Le mouvement ouvrier de Martinique et Guadeloupe est né et se renforce au cours de puissantes et nombreuses luttes jusqu’à nos jours. L’insurrection du sud en septembre 1870 en Martinique en est une des plus grandes démonstrations.
Le pouvoir colonial fait payer aux travailleurs leurs luttes, par les tueries sanglantes. Les dernières en date : mai 67 en Guadeloupe, Chalvet en février 1974 en Martinique. Mais il y eut des dizaines de tueries dans l’histoire du mouvement ouvrier des Antilles francophones.
Commémorer les 22 et 27 mai 1848, et les grandes dates du mouvement ouvrier, ce n’est pas pleurer sur l’oppression.
C’est se nourrir de l’exemple de grandes luttes pour renforcer nos luttes actuelles et à venir. Mai 67 fut un massacre, mais pas que. En mai 67, des jeunes se sont armés et ont riposté contre les forces de répression. La mémoire historique doit aussi se nourrir de ce fait-là.
Aujourd’hui, la lutte contre l’esclavage moderne est une nécessité vitale pour ne pas sombrer. Car le système capitaliste nous mène aux guerres, aux crises économiques, aux catastrophes, à l’apocalypse.

Il faut changer le monde.

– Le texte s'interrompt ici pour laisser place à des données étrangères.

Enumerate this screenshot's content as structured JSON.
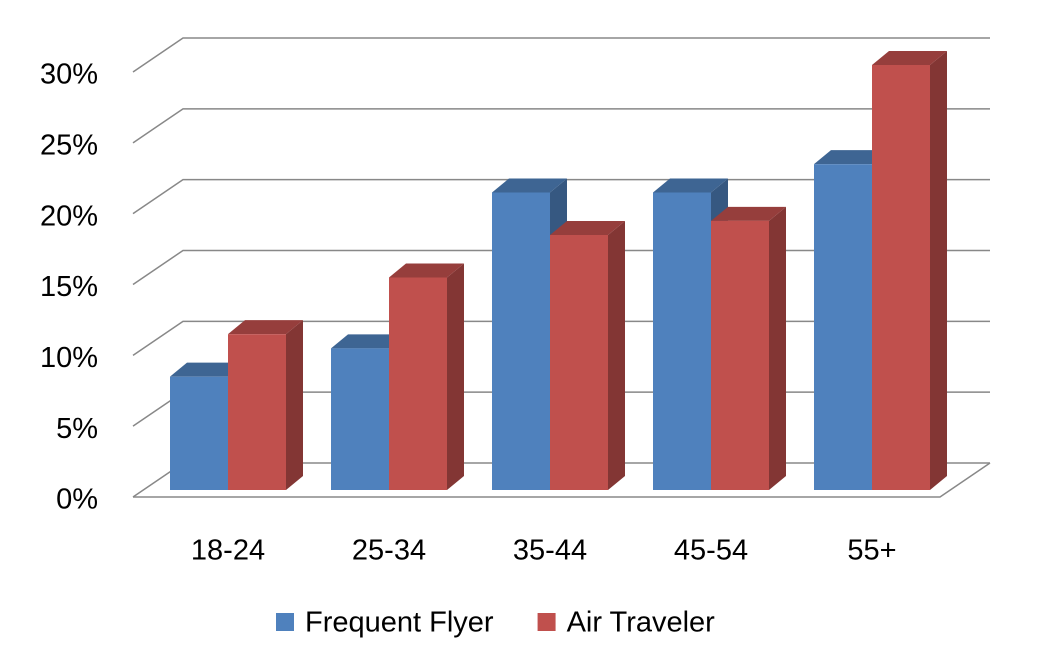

Les générations d’opprimés ont créé toutes les richesses mais seule toujours une minorité en profite. D’autres révolutions seront nécessaires pour exproprier cette minorité de possédants et récupérer les richesses afin que tous en profitent.
Les communistes révolutionnaires que nous sommes se battent dans cette voie. Ce qui implique que toutes les luttes petites et grandes contre les exploiteurs méritent d’être menées au quotidien. Mais elles doivent l’être avec toujours plus de conscience qu’elles s’inscrivent dans une lutte plus large, plus déterminante contre le système d’oppression actuelle, le système capitaliste.
C’est la révolution sociale qui finira par enterrer ce système pour forger un autre monde débarrassé de l’exploitation de l’homme par l’homme.
Vive les 22 et 27 mai !
Vive la révolution mondiale !

À lire, relire, voir ou revoir
Extrait de Césaire sur le 22 mai 1848
« On le voit. Seule la force révolutionnaire pouvait contenir la contre force révolutionnaire. C’est à la Martinique que les forces populaires entrèrent en action. Le 22 mai, des attroupements se forment à Fort-de- France. Des émeutes éclatent dans le Sud de l’île. Dans le Nord, à Trinité, les esclaves descendent des mornes et se portent sur le bourg. D’heure en heure le flot de l’insurrection monte. Au Prêcheur, c’est déjà la bataille. À St-Pierre, l’incendie.
Une vingtaine de maisons en flammes, 30 tués, la menace d’un soulèvement général, la décision des insurgés eurent raison des résistances de la bourgeoisie. Et c’est elle- même qui supplia le gouverneur, de prendre avant même l’arrivée des instructions de
Paris, un arrêté d’abolition immédiate de l’esclavage. »
Victor Schoelcher : « Il ne s’écoule jamais dix années sans que les Noirs ne protestent par quelque violence contre l’état où on les maintient. En trente ans quatre cinq insurrections de Nègres ! ».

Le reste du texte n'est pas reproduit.